Challenges for datacenters in the face of advancing AI

Sheila Zabeu -

September 20, 2023

The extraordinary growth in the use of Artificial Intelligence (AI) in various sectors of activity is posing challenges and requiring changes in the design and operation of datacenters so that they can meet ever-increasing demand. An estimate by Schneider Electric, a company that operates in the field of energy systems management and automation, points out that AI currently represents 4.3 GW of energy demand, a figure that is expected to grow at a compound annual rate of 26% to 36%, resulting in a total of between 13.5 GW and 20 GW by 2028.

Against this backdrop, Schneider Electric has prepared a document in which it explains how AI attributes and trends can create challenges for every element of datacenter physical infrastructure, including power systems, cooling, racks and management software. It also offers guidance on how to tackle these challenges and presents a vision of what lies ahead in terms of datacenter design.

Overview of AI workloads in data centers.

“With the advance of AI, specific requirements are emerging in datacenter design and management. To meet the challenges, it is important to consider various attributes and trends in AI workloads that impact both new and existing datacenters,” says Pankaj Sharma, executive vice president of Schneider Electric’s secure energy and datacenter business. “AI applications, especially training clusters, are highly demanding in terms of the processing power provided by GPUs or specialized AI accelerators. This puts significant pressure on the power and cooling infrastructure of datacenters. And with rising energy costs and environmental concerns, datacenters need to adopt energy-efficient hardware, such as high-efficiency power and cooling systems, and renewable energy sources to help reduce operating expenses and their carbon footprint,” he adds.

According to the guide, there are four AI attributes and trends that underlie datacenter physical infrastructure challenges: AI workloads (training and inference), GPU thermal design power (TDP), network latency and the size of AI clusters.

The challenges posed by AI workloads are: (1) 120/208 V distribution that is impractical to deploy; (2) small power distribution blocks that waste space; (3) standard 60/63 A rack PDUs (power distribution units) that are impractical to deploy; (4) increased risks generated by arcing that complicate working practices; (5) lack of load diversity that increases the risk of upstream circuit breakers tripping; and (6) high rack temperatures that increase the risk of faults and other hazards.

In terms of cooling, the densification of server clusters for AI training is forcing the migration from air cooling to liquid cooling. Furthermore, although less dense clusters and inference servers still use more conventional datacenter cooling methods, the study lists the main cooling challenges to be addressed: (1) inadequate air cooling for AI clusters above 20 kW/rack; (2) lack of standardised designs and site constraints that complicate the adoption of liquid cooling; (3) unknown future TDPs that increase the risk of cooling design obsolescence; (4) inexperience that complicates installation, operation, and maintenance processes; (5) liquid cooling that increases the risk of rack leaks; and (6) limited fluid options for use in liquid cooling in a sustainable way.

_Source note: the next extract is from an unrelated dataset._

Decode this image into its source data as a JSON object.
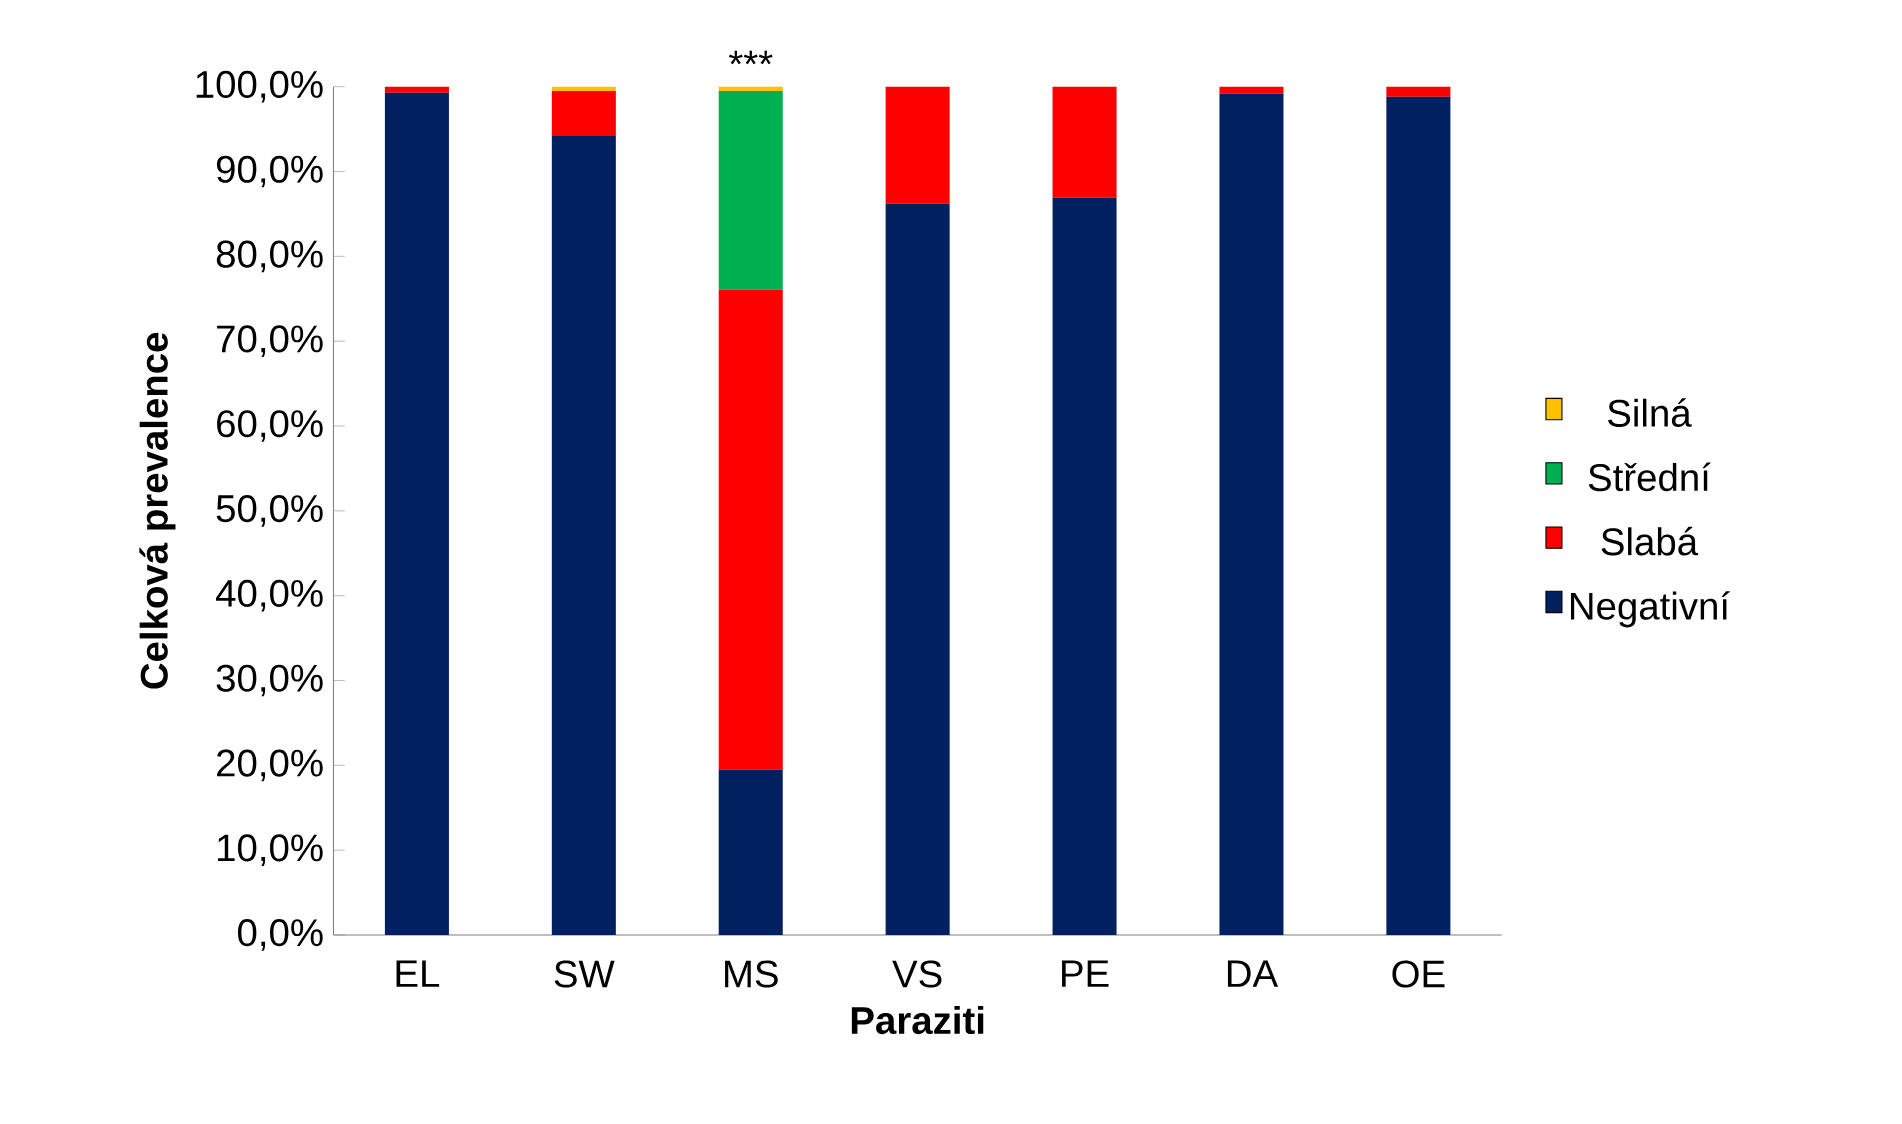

In the case of racks, there are four main challenges generated by AI workloads: (1) standard width racks that don’t have room for power and cooling equipment; (2) standard depth racks that don’t have room for deep AI servers and cabling; (3) standard height racks that don’t have room for the required number of servers; and (4) standard racks that can’t support the weight of AI equipment.

Maintaining high-density liquid-cooled clusters alongside traditional air-cooled IT systems makes certain management software tools more critical. In addition, even though some AI training workloads may not require high availability, inadequate design and monitoring can cause downtime of adjacent business-critical racks. The two main challenges related to management software in the context of high-density AI training workloads are: (1) high power densities and the demand for AI clusters that generate design uncertainties; (2) smaller error margins that increase operational risks in a dynamic environment.

In the guide, guidelines are presented to help address each of these challenges. In addition, some future technologies and design approaches should also help in this endeavour: (1) rPDUs (rack PDU) optimized for AI; (2) average voltage for 415/240 V transformers; (3) solid-state transformers; (4) solid-state circuit breakers; (5) sustainable dielectric fluids; (6) ultra-deep IT racks; and (7) greater interaction/optimization with grids.